Agapornis canus

Deze Agapornis is er een de seksueel dimorfismische groep. De groep met uiterlijke kleurverschillen tussen man en pop.

Agapornis canus is ongeveer een 14 tal cm groot en de man heeft zijn typische parelgrijze kop, nek en borst, verder is hij overwegend groen. De pop is bijna volledig grasgroen. Los van de specifieke kleurverschillen bezitten alle mannen van deze groep zwarte ondervleugeldekveren, bij de pop zijn die groen.
Van de Canus is er een ondersoort bekend nl. Agapornis canus ablectaneus. Bij Agapornis canus ablectaneus zijn bij de man de kop, nek en borst dieper grijs gekleurd met een violetachtig tintje. De algemene lichaamkleur is meer donkergroenachtig. De pop is net als de man iets donkerder gekleurd. Of er nog onderscheid te merken is bij de vogels die hier gekweekt zijn betwijfel ik.

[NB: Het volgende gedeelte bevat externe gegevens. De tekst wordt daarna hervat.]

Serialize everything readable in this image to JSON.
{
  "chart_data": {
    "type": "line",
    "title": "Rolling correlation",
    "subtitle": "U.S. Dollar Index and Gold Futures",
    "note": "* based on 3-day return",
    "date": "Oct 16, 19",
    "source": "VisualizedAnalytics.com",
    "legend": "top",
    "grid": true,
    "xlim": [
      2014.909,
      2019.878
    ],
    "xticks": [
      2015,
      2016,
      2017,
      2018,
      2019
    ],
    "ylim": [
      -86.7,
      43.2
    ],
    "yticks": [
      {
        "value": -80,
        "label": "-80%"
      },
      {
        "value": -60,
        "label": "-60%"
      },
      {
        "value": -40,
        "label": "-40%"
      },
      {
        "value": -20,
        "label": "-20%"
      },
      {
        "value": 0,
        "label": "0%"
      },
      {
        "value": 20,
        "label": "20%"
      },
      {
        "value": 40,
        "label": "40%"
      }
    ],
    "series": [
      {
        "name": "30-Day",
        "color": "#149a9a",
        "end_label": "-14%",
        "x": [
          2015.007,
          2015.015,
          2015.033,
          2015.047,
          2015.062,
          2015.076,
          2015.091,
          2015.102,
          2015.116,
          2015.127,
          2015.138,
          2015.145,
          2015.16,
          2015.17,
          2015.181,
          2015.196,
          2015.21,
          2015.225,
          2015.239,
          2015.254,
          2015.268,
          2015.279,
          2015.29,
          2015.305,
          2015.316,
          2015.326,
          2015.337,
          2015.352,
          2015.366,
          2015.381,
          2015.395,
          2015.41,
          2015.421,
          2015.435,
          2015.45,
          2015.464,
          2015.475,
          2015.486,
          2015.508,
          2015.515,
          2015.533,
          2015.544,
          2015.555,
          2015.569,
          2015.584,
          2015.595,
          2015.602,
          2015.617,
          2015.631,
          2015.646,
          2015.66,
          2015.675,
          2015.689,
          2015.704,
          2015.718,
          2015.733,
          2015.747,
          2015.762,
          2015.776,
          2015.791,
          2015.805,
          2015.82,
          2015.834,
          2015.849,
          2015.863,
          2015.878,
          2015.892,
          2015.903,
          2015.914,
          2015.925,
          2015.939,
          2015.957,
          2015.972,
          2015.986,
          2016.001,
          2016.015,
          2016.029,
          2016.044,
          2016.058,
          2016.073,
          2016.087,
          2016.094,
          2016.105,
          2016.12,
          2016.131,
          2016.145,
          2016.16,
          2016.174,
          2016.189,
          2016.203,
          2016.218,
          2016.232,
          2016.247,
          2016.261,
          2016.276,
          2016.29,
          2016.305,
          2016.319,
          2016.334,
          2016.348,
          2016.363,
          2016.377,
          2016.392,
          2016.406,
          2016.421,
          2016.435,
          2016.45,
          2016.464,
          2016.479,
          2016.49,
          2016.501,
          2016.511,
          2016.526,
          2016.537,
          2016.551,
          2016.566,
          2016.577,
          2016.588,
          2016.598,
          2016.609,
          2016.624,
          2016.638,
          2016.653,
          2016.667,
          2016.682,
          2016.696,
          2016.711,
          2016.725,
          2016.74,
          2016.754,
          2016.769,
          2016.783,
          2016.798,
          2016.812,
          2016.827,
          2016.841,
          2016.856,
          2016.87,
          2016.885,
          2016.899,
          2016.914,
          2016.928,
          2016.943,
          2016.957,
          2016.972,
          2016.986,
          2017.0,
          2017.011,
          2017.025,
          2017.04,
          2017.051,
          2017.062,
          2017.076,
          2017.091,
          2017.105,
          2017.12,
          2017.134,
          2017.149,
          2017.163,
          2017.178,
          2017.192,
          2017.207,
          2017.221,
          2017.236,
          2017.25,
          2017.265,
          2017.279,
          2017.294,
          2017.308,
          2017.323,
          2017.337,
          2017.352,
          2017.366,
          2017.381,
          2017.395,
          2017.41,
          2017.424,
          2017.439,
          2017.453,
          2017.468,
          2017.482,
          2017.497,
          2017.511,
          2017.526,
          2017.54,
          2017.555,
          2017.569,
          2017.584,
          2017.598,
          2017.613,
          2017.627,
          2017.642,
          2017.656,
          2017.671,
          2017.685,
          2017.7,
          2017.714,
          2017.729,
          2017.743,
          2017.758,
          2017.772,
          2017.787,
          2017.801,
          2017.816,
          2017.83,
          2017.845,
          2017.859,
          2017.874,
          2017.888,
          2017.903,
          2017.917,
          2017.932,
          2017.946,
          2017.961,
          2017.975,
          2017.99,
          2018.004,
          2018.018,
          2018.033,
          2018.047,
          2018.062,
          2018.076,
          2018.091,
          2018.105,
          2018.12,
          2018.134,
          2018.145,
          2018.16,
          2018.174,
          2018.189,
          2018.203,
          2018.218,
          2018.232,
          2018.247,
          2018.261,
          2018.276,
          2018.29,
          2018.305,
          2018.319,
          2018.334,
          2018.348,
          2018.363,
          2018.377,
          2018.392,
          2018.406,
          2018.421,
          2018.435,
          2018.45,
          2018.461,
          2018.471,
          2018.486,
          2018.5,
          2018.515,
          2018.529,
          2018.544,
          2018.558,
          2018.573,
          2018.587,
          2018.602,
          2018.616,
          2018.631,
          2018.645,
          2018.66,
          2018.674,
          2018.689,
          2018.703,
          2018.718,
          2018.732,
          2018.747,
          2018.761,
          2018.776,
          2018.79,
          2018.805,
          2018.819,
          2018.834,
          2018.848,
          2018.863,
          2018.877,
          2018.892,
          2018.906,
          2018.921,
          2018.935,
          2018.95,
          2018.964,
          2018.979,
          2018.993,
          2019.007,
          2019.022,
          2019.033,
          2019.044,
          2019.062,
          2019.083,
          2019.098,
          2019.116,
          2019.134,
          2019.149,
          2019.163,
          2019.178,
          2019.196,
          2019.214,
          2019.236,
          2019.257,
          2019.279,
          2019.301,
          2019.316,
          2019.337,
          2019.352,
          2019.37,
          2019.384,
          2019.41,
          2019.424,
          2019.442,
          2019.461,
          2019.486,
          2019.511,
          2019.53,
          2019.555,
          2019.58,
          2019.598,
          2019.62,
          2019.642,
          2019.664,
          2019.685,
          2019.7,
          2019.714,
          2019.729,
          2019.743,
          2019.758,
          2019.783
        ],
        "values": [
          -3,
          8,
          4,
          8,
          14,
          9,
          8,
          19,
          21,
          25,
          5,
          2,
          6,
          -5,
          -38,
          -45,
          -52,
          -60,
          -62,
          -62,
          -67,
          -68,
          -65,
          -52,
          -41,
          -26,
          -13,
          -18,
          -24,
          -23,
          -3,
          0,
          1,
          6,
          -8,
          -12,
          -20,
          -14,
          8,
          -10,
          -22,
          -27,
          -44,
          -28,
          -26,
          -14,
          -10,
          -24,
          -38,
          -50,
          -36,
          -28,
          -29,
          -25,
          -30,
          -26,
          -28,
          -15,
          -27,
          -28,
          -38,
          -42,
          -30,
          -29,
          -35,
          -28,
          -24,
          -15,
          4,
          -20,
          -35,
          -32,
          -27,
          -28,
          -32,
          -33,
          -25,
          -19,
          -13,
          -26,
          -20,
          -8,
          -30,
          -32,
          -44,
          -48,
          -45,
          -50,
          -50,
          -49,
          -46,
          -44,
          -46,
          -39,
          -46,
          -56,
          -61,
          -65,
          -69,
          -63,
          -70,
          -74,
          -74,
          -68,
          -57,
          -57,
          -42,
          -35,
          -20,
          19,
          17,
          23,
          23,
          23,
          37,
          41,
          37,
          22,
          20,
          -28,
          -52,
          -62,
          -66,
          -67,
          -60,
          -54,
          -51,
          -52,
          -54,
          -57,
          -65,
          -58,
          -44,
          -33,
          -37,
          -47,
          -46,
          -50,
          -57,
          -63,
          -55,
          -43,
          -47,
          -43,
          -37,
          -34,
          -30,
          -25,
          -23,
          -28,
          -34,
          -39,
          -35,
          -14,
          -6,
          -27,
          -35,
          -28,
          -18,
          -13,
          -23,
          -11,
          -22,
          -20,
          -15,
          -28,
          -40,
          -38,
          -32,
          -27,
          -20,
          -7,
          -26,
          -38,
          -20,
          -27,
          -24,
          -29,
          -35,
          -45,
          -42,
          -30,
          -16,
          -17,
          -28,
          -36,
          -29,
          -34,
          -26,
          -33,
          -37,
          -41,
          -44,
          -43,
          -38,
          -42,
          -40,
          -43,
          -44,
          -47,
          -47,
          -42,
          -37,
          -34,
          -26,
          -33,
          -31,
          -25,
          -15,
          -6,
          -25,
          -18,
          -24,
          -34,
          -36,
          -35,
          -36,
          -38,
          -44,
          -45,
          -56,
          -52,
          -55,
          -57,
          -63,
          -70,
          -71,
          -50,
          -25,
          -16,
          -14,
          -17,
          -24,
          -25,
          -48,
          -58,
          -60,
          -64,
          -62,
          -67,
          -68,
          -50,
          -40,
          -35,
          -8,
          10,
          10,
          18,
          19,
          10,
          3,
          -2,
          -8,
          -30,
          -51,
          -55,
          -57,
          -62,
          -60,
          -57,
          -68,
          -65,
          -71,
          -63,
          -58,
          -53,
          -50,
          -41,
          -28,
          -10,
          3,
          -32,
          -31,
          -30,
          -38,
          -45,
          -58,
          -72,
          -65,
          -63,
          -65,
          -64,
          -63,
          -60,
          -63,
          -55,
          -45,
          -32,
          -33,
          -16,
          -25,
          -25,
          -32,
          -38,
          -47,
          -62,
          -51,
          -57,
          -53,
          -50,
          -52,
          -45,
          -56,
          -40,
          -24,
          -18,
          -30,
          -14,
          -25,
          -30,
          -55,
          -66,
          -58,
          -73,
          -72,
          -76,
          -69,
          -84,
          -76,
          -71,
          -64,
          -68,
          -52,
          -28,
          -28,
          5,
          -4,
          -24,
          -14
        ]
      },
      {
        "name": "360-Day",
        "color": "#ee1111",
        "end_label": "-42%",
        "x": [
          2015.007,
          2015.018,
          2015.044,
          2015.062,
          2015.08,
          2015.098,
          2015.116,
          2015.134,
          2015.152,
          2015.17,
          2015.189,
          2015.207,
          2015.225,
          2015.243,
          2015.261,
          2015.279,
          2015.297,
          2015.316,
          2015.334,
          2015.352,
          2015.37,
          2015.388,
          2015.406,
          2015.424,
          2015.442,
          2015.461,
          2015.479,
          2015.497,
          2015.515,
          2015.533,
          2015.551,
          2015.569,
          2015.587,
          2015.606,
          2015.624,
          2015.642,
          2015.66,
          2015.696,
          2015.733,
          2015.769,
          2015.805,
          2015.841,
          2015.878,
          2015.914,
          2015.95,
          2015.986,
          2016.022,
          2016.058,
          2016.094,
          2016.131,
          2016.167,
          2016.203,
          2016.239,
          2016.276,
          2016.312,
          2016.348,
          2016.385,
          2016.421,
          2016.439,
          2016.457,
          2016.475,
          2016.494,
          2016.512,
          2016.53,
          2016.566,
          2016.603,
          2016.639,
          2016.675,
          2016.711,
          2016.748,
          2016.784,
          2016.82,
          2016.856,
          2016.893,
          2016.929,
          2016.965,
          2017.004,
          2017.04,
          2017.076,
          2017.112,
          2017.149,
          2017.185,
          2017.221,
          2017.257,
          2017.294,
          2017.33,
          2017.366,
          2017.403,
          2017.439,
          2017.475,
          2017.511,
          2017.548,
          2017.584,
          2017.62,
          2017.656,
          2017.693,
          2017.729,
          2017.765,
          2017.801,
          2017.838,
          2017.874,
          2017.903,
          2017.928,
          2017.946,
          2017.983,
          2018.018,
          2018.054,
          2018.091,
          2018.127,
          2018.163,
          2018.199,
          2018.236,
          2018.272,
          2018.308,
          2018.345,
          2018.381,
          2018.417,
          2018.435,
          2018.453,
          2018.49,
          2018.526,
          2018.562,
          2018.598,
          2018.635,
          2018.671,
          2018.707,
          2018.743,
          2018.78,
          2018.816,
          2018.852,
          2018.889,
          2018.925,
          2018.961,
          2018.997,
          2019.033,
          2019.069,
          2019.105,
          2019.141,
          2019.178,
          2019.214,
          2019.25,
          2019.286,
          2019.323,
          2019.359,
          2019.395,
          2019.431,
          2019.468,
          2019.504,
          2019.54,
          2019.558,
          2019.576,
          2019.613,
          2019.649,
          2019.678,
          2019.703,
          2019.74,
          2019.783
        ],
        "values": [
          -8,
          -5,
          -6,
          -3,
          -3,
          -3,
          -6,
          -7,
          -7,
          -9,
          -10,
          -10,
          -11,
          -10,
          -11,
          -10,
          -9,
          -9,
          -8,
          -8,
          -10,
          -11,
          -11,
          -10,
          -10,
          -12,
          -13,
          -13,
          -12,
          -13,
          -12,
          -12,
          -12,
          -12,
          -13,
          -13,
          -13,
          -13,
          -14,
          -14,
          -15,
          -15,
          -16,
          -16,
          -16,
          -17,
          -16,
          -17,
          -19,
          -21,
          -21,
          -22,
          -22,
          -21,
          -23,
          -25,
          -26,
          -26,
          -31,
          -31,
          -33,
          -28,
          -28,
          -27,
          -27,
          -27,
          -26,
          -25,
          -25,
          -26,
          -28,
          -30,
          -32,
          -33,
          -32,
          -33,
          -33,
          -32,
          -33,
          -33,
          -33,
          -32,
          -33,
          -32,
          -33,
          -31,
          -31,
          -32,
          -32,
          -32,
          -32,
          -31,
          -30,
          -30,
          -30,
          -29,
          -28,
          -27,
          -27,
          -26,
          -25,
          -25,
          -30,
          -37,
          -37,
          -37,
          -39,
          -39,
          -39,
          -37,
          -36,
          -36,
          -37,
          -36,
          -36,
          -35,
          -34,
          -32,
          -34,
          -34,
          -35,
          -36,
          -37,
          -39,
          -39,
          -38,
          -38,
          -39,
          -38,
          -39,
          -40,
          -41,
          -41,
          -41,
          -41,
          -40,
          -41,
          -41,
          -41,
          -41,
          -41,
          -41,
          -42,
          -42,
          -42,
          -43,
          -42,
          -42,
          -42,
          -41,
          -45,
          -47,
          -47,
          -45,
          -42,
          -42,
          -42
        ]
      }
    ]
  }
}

Agapornis canus is ook de kleinste van de Agaporniden en wordt beschouwd als de overgangsvorm naar de Loricules. Het enige verschil dat de er bij Agapornis canus t.o.v. de andere Agaporniden is, is dat deze geen rode psittacine in zijn bevedering heeft en dat de baarden van de kopbevedering de violetstructuur bevatten in plaats van de gewone blauwstructuur.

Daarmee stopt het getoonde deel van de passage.